Translation, to me, is a socio-cultural system of understanding and transference of knowledge that goes beyond the economic power of the literary capitals of the world. In the final analysis, I concur with Casanova, that translation, like criticism, is a process of establishing more than aesthetic value.[2] As a person who writes with the awareness of the social, the weight of history, and from a clearly marked position, any conscious effort at producing an aesthetically solid and nourishing literary piece of writing has been much more acute given the prejudices against the Haitian language.
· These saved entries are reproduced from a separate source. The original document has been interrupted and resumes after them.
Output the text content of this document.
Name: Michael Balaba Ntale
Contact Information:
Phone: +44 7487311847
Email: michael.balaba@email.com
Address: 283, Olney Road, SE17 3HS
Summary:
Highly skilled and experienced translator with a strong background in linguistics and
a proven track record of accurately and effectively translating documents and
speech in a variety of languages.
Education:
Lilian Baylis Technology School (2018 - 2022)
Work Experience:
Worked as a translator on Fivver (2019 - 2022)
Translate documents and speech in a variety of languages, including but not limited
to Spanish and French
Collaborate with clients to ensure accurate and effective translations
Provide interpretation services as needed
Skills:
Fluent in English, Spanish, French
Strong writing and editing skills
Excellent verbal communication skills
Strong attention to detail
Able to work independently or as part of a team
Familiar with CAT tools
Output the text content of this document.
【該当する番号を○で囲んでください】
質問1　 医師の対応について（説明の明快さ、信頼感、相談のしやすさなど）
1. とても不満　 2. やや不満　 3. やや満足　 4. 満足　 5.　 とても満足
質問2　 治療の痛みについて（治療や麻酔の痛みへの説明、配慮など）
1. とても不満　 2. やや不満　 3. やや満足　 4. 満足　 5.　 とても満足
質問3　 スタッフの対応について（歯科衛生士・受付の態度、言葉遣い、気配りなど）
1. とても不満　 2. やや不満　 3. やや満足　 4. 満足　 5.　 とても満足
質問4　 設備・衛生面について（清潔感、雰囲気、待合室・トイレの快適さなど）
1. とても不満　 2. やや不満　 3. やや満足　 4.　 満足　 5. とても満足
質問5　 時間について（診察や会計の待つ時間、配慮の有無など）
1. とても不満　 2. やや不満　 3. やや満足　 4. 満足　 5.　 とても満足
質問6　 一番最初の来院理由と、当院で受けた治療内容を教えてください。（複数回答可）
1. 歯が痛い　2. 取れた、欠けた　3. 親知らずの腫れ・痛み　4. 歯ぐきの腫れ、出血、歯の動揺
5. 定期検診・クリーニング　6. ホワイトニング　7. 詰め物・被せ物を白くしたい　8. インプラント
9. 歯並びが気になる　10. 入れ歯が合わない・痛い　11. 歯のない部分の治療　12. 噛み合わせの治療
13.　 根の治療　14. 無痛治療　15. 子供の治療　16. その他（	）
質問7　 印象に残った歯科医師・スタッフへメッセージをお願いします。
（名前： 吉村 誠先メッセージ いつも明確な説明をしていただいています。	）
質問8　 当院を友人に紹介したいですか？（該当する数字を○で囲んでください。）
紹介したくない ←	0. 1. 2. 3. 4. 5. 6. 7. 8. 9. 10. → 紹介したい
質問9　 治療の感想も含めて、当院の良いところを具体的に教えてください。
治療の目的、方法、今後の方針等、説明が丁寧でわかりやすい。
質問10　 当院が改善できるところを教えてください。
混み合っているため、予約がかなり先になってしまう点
My conscious effort at producing a higher art, or pushing towards an elevation of quality of content in the Haitian language, is not only a commitment of self to the discovery of voices and elements of surprise, but it is fundamentally a quest at establishing a rich value for the Haitian language in the literary context.

Writing in a very different poetic and social environment can disallow all or any literary genetic connections, not only in style, tone, but also in formal disposition. In a sense, I’m writing in a hybrid world of placement and displacement that is informing my overall aesthetic sensibility and vitality. My compass: well-written and socially engaged texts that seek to explore the limit of language and imagination.

Dream 8

I bent down and chopped
Weeds around my heavy feet,
An older woman
With stained teeth pointed to the
Newly revitalized sun.

 
 

Rèv 8

Mwen bese koupe
Move zèb bò pye m’, pwa-
Senkant, yon granmoun
Dan kalili lonje dwèt
Li sou yon solèy gengenn.

 

[1] Adrienne Rich, The Arts of the Possible (New York: WW Norton & Co., 2010), 134.

[2] Pascale Casanova, The World Republic of Letters, trans. Malcolm DeBevoise (Cambridge, MA: Harvard University Press, 2004 [1999]), 23.